Ugandan public practitioner and executive director

Sharifah Buzeki is a Ugandan public administrator and human resource practitioner. She is the Executive Director of the Kampala Capital City Authority (KCCA).

== Career ==
Sharifah Buzeki holds a Master’s Degree in Public Administration and Management, a Post Graduate Diploma in Human Management, a Bachelor’s Degree in Social Sciences obtained from Islamic University in Uganda. In addition, she has attended numerous skills enhancing courses and obtained certificates in Conflict Management, Leadership and Change Management, Monitoring and Evaluation, Training of Trainers and Facilitation Skills; among others.

She has over 13 years of experience in human resource management and public administration within local and central government settings.
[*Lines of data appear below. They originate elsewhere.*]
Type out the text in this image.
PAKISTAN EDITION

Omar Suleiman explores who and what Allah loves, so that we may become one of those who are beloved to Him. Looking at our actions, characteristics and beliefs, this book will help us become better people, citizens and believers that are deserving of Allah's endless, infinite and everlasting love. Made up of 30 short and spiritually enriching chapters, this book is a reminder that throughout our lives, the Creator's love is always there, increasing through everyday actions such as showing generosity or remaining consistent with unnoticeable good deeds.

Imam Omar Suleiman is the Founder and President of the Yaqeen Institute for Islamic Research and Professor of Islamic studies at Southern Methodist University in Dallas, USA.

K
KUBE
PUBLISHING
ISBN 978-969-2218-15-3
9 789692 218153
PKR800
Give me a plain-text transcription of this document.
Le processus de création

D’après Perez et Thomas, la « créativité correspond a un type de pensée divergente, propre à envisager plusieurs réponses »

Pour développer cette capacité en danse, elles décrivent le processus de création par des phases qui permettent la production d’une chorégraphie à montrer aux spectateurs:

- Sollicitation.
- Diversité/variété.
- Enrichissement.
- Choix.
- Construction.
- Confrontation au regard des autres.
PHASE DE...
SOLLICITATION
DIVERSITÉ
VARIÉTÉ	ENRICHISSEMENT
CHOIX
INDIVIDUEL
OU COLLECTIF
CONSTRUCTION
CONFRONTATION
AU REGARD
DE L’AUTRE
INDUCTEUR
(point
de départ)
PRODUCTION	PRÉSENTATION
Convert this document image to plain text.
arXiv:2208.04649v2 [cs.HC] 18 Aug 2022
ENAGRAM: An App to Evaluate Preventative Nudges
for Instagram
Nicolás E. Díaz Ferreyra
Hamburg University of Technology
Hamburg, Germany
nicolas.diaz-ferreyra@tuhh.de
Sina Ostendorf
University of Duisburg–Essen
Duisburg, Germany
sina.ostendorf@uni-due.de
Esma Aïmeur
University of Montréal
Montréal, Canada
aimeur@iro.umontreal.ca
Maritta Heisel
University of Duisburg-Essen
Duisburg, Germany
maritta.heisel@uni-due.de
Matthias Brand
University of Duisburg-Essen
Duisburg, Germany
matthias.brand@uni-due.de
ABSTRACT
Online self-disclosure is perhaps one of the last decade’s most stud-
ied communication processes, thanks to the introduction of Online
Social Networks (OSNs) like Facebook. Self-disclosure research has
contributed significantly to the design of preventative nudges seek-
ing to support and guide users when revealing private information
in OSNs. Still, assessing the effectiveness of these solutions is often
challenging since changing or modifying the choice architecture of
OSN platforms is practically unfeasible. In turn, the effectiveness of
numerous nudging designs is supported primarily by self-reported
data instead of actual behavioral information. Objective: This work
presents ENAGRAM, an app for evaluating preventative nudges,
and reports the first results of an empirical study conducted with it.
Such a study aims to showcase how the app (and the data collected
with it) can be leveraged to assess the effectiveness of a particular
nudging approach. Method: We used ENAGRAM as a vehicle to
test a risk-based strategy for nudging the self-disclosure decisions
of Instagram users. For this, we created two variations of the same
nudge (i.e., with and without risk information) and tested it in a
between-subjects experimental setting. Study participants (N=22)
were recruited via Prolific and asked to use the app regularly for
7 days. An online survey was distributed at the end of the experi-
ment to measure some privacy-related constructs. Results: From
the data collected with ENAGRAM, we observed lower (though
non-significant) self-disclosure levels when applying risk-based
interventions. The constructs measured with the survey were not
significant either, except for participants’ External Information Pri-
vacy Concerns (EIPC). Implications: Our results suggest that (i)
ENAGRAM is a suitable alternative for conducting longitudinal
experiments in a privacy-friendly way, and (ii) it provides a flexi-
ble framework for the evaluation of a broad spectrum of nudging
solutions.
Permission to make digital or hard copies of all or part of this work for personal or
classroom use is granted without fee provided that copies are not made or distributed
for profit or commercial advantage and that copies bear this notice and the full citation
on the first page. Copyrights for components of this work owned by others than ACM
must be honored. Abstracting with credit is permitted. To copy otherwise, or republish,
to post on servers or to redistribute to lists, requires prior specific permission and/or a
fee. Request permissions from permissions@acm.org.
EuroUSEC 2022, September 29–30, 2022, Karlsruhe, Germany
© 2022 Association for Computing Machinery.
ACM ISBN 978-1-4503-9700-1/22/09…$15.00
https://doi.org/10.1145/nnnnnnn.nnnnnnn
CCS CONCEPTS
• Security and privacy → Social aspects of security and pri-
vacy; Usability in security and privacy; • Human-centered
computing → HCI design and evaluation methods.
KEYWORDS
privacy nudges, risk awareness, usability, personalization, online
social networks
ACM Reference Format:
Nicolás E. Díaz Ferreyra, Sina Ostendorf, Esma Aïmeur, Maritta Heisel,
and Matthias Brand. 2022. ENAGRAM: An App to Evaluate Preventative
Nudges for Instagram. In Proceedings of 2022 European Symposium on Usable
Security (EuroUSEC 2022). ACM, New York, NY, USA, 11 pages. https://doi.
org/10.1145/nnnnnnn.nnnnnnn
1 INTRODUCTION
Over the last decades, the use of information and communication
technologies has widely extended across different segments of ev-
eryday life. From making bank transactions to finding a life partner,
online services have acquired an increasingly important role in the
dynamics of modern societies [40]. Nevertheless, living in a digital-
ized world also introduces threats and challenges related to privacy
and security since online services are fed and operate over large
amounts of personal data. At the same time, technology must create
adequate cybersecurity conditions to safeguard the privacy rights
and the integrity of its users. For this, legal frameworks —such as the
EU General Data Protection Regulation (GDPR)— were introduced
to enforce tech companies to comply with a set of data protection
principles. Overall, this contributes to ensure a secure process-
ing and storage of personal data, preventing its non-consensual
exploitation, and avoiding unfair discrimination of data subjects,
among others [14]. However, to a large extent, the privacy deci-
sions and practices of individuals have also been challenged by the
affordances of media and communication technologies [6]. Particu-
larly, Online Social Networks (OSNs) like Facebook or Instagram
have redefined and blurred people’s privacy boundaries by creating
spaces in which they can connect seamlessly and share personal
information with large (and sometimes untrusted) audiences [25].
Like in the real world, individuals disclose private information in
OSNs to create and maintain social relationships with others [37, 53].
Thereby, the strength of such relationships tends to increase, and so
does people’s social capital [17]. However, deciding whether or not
Before her appointment to KCCA, she served as the Commissioner for Human Resource Management in the Inspection Department of the Ministry of Public Service (MoPS).

=== KCCA ===
Her appointment, made by President Yoweri Museveni in December 2024, makes her the third woman to lead KCCA since its establishment. As Executive Director, she is responsible for overseeing the management and operations of Uganda’s capital city, ensuring efficient service and driving urban development initiatives.

Buzeki will be deputized by Benon Kigenyi Moses who was also appointed on the same date.

She replaced Dorothy Kisaka, who was fired as the KCCA Executive Director on 24 September 2024.